Serves 6  Cook Time 15 Minutes

Ingredients:
2 1/2 Tbsp butter substitute (Smart Balance)
2 shallots, diced
2 garlic cloves, minced
1 tsp fresh thyme, chopped
3/4 tsp fresh rosemary, chopped
6 C roasted spaghetti squash *
1/4 C fresh parsley ,chopped
2 Tbsp fresh grated Parmesan
salt and pepper to taste

Directions:

* To Roast a spaghetti squash: Preheat the oven to 375°. With a small sharp pairing knife prick 1 medium squash (about 3 pounds) all over. Place it on a rimmed baking sheet and roast until tender when pierced, about 1 hour and 20 minutes. Flip the squash halfway through cooking. When it’s cool enough to handle, halve it lengthwise and scoop out the seeds. Scrape the squash into a bowl with a fork, it will naturally make long spaghetti like strands.
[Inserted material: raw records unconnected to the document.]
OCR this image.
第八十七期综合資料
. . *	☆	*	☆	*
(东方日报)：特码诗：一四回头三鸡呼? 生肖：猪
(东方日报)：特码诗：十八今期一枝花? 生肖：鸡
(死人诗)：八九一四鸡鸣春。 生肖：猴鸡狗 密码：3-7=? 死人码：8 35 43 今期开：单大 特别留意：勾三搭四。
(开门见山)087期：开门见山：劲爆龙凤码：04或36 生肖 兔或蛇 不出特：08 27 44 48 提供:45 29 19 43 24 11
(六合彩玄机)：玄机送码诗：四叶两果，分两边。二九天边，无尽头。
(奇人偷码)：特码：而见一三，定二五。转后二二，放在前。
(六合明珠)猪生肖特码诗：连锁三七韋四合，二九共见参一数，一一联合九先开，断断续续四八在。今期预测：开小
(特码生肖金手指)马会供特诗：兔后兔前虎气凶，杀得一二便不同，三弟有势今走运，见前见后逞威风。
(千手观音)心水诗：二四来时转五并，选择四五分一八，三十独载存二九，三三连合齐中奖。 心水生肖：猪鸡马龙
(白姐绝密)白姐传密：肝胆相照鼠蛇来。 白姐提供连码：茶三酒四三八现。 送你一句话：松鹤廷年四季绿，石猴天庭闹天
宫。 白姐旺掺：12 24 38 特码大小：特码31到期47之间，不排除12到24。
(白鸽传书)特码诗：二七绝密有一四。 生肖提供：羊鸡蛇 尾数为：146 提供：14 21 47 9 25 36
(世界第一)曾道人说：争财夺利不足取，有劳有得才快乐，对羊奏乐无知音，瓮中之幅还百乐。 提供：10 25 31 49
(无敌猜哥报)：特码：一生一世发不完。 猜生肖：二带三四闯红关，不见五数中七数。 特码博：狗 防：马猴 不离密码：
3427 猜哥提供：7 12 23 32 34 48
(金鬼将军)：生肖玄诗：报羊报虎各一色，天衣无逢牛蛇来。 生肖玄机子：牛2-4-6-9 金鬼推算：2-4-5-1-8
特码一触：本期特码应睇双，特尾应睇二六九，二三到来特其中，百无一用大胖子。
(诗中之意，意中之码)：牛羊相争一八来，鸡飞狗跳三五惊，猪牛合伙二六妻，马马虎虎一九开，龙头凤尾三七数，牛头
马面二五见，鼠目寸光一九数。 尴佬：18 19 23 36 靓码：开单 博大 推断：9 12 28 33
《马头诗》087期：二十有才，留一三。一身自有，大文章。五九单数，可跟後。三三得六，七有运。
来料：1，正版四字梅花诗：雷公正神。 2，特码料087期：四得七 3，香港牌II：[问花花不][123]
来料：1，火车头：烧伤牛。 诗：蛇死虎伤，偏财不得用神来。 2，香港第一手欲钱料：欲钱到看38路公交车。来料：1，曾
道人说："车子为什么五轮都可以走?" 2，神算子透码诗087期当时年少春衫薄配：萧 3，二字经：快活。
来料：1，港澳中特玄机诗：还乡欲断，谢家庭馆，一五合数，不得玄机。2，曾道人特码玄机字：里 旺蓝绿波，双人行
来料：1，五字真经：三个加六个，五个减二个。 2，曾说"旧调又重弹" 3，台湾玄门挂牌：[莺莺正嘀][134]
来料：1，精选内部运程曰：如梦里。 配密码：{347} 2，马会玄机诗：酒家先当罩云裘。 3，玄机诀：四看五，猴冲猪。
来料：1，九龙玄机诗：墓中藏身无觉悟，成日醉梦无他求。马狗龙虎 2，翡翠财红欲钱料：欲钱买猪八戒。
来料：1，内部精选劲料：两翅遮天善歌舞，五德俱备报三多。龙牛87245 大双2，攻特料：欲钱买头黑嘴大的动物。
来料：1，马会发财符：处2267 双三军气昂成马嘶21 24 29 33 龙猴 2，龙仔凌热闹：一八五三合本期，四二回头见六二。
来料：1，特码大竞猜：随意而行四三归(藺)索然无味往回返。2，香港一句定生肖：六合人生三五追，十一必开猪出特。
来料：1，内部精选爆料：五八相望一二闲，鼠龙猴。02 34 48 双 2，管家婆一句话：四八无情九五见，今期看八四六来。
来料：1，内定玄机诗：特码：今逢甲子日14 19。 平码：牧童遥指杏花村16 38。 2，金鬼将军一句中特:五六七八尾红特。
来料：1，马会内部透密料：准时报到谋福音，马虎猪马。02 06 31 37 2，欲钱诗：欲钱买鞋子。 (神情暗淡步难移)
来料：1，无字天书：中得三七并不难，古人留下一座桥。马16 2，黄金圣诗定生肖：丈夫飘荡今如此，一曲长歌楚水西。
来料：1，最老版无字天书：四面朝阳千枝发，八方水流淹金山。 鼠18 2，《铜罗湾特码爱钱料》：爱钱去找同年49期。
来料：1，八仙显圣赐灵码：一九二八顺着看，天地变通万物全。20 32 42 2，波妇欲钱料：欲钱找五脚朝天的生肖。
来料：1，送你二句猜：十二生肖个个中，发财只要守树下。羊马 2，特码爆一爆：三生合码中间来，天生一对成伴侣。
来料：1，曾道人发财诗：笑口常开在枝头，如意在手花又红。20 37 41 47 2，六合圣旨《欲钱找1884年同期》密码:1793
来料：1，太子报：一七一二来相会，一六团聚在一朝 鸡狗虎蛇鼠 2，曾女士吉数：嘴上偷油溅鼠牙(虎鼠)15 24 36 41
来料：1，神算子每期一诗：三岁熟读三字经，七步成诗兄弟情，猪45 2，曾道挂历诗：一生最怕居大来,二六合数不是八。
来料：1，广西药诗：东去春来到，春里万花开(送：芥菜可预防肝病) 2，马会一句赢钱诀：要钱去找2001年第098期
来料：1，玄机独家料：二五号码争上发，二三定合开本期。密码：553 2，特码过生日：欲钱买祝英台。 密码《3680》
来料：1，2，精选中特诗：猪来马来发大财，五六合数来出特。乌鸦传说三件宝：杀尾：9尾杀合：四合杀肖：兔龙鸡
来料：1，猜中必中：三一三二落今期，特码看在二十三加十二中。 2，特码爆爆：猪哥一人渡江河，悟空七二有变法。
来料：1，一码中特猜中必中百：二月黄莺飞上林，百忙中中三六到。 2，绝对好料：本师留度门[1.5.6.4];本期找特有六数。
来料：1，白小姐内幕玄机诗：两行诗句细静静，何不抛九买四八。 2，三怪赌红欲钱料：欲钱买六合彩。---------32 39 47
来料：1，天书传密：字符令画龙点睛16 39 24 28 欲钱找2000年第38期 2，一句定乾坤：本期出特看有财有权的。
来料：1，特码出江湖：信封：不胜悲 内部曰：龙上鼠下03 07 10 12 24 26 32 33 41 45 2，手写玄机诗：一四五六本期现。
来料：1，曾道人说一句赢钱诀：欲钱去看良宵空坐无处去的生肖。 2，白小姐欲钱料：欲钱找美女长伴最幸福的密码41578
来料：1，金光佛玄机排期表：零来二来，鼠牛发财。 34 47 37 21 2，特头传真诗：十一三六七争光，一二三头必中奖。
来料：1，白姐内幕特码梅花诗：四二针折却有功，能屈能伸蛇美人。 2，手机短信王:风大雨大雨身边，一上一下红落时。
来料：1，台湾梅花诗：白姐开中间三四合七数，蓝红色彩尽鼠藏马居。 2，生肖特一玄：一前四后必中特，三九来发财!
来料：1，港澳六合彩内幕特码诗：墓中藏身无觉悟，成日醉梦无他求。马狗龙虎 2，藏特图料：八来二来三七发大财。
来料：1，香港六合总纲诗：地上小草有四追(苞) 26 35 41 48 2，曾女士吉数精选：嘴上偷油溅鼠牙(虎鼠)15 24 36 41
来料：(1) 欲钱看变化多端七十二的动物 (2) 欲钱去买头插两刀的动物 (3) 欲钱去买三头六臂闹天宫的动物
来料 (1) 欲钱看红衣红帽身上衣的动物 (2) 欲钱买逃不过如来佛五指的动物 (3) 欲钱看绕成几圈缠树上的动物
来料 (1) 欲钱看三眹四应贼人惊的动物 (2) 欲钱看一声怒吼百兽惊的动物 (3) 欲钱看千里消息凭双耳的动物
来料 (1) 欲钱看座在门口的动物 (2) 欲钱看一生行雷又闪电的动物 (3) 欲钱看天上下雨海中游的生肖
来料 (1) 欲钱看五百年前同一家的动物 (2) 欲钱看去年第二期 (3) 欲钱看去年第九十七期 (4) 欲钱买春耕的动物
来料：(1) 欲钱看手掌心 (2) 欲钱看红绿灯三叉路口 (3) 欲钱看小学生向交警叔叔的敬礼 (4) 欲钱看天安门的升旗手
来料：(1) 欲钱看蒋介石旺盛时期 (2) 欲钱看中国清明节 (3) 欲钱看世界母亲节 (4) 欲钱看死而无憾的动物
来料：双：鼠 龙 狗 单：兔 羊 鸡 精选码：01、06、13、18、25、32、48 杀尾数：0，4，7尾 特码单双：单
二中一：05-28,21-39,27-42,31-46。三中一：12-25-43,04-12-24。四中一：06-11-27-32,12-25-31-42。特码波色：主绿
  1. In a large skillet, melt the butter substitute over medium heat.
  2. Add shallots and garlic and cook until softened, about 7 minutes. Stir in thyme and rosemary and cook until fragrant. Add the roasted squash and cook until warmed through.

Recommended for patients on the Modified Profast (Fast and Flexible) Program,  Nutriplus (Balance Your Pyramid) Program or Maintenance Program.